Again, all of this will be delivered with plenty of humour – “At one point, I say, ‘Spoiler alert: I lived’” – and he says it is a hopeful show more than anything. When he performs, he often meets people who have lost somebody or who are in recovery. He talks about his recent book Good Days, which posits that, “One of the ways we have to find hope and happiness is to make peace with death.

And the way you make peace with death is to find out how people deal with it. In traditional communities, death is at the heart of communities. If you go to a French village, the cemetery is in the middle and people go there every weekend. If someone dies, most of the people turn out. It may be religious, it may not be, but people have a way in which it's part of life. Yet the way we lead our sort of urban modern lives, where funerals tidy people away, means you can very easily live without death. So when it happens, it's in some respects more of a shock.

I think with this show I'm doing the French village thing.”

To him, there is a false perception that if you think about death too much, then you can’t operate, when he believes the opposite is true. “M view is that by having talked and written about it and put it in my life, it's actually enabled me to do all these other things that have absolutely nothing at all to do with it.

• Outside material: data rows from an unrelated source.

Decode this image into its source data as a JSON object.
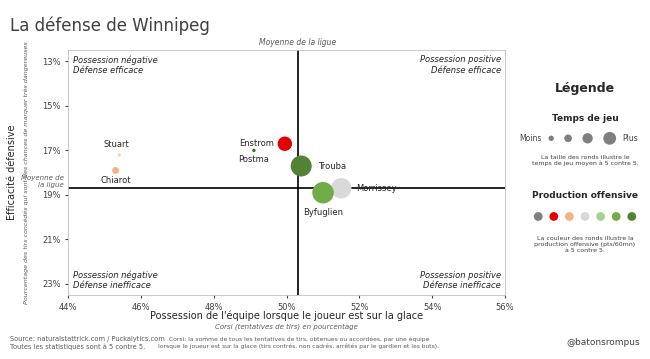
{
  "chart_data": {
    "type": "scatter",
    "title": "La défense de Winnipeg",
    "x_label": "Possession de l'équipe lorsque le joueur est sur la glace",
    "x_sublabel": "Corsi (tentatives de tirs) en pourcentage",
    "y_label": "Efficacité défensive",
    "y_sublabel": "Pourcentage des tirs concédés qui sont des chances de marquer très dangereuses",
    "labels": [
      "Stuart",
      "Chiarot",
      "Enstrom",
      "Postma",
      "Trouba",
      "Morrissey",
      "Byfuglien"
    ],
    "x": [
      45.4,
      45.3,
      49.95,
      49.1,
      50.4,
      51.5,
      51.0
    ],
    "values": [
      17.2,
      17.9,
      16.7,
      17.0,
      17.7,
      18.7,
      18.9
    ],
    "sizes": [
      0.4,
      2,
      9,
      0.5,
      19,
      18,
      20
    ],
    "colors": [
      "#f8cbad",
      "#f4b183",
      "#e50000",
      "#38761d",
      "#548235",
      "#d9d9d9",
      "#70ad47"
    ],
    "xlim": [
      44,
      56
    ],
    "xticks": [
      {
        "value": 44,
        "label": "44%"
      },
      {
        "value": 46,
        "label": "46%"
      },
      {
        "value": 48,
        "label": "48%"
      },
      {
        "value": 50,
        "label": "50%"
      },
      {
        "value": 52,
        "label": "52%"
      },
      {
        "value": 54,
        "label": "54%"
      },
      {
        "value": 56,
        "label": "56%"
      }
    ],
    "ylim": [
      23.5,
      12.5
    ],
    "yticks": [
      {
        "value": 13,
        "label": "13%"
      },
      {
        "value": 15,
        "label": "15%"
      },
      {
        "value": 17,
        "label": "17%"
      },
      {
        "value": 19,
        "label": "19%"
      },
      {
        "value": 21,
        "label": "21%"
      },
      {
        "value": 23,
        "label": "23%"
      }
    ],
    "grid": false,
    "reference_lines": {
      "x": {
        "value": 50.3,
        "label": "Moyenne de la ligue"
      },
      "y": {
        "value": 18.7,
        "label": "Moyenne de\nla ligue"
      }
    },
    "quadrants": {
      "top_left": "Possession négative\nDéfense efficace",
      "top_right": "Possession positive\nDéfense efficace",
      "bottom_left": "Possession négative\nDéfense inefficace",
      "bottom_right": "Possession positive\nDéfense inefficace"
    },
    "legend_box": {
      "title": "Légende",
      "size_title": "Temps de jeu",
      "size_low": "Moins",
      "size_high": "Plus",
      "size_note": "La taille des ronds illustre le\ntemps de jeu moyen à 5 contre 5.",
      "color_title": "Production offensive",
      "colors": [
        "#7f7f7f",
        "#e50000",
        "#f4b183",
        "#d9d9d9",
        "#a9d18e",
        "#70ad47",
        "#548235"
      ],
      "color_note": "La couleur des ronds illustre la\nproduction offensive (pts/60mn)\nà 5 contre 5."
    },
    "footer": {
      "source": "Source: naturalstattrick.com / Puckalytics.com\nToutes les statistiques sont à 5 contre 5.",
      "note": "Corsi: la somme de tous les tentatives de tirs, obtenues ou accordées, par une équipe\nlorsque le joueur est sur la glace (tirs contrés, non cadrés, arrêtés par le gardien et les buts).",
      "credit": "@batonsrompus"
    }
  }
}
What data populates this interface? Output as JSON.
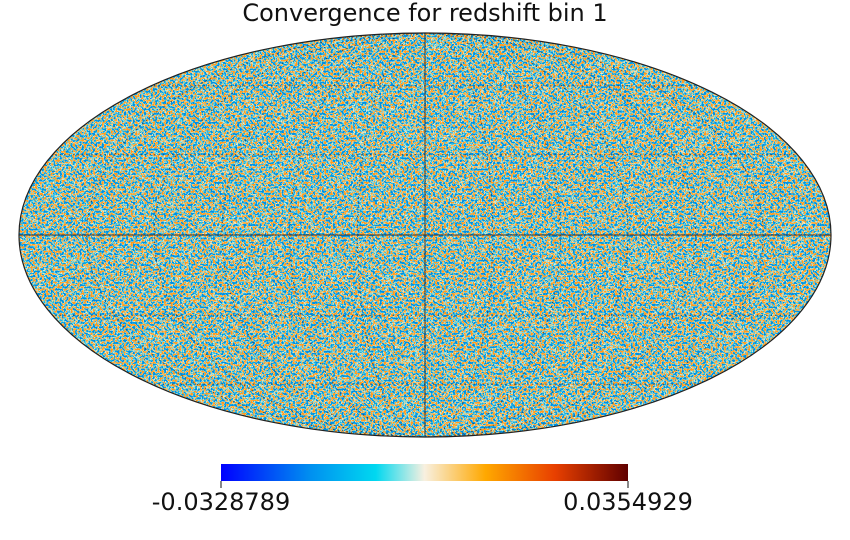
{
  "title": "Convergence for redshift bin 1",
  "colorbar": {
    "min_label": "-0.0328789",
    "max_label": "0.0354929"
  }
}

So although this show is about that, I'm busy doing hundreds of other things, performing funny poems for children, doing radio broadcasts about language and teaching my students, things nothing to do with the death and the illness.

I sometimes think that by having made my peace with these things and turned them over and thought about them, it's given me the freedom to deal with them, so I'm not beset and weighed down. It’s a bit of a paradox isn’t it?”

It is, but an inspiring one. You feel that Rosen is in some way teaching us how to live better. Without it turning into some kind of smug self-help fodder. It’s simply about experience, and wisdom, and passing on that wisdom. It is of great use for the secular, religion doesn’t come into it. He says it’s spiritual only in the sense that it’s to do with feelings – “your spirit in that sense” – and believes death in material terms is the end of consciousness. But what’s been remarkable to him, is learning, “Eddie lives on… with all the people that knew him.”

In Good Days, Rosen gets in touch with Eddie’s old best mate, Greg, and after meeting up, this Greg tells him that Eddie kept a joke book. He wrote down jokes and told them, and wanted to be a comedian. People can now buy that book.

“All this time, Eddie’s been living with this chap Greg. Greg would tell people, ‘Here’s an Eddie Rosen joke.’ So I don’t believe in the supernatural but I do believe Eddie lives on, do you see?”

The show at the Old Vic will be another chance for Eddie to live on through others. He used to play in goal for the Arsenal community hockey team, members of which will be attending the show.

“Every year they play an Eddie Rosen Memorial hockey game. I go every time and it’s amazing. It’s so moving that they hold it, and Freddie Hudson who’s the head will be there with his family. He gives a speech each time. They loved Eddie and they now all have kids of their own. I’ll be lucky to get through that bit of the show without crying. But it’s wonderful.”

Michael Rosen: Getting Through It, is at the Old Vic on 19 October.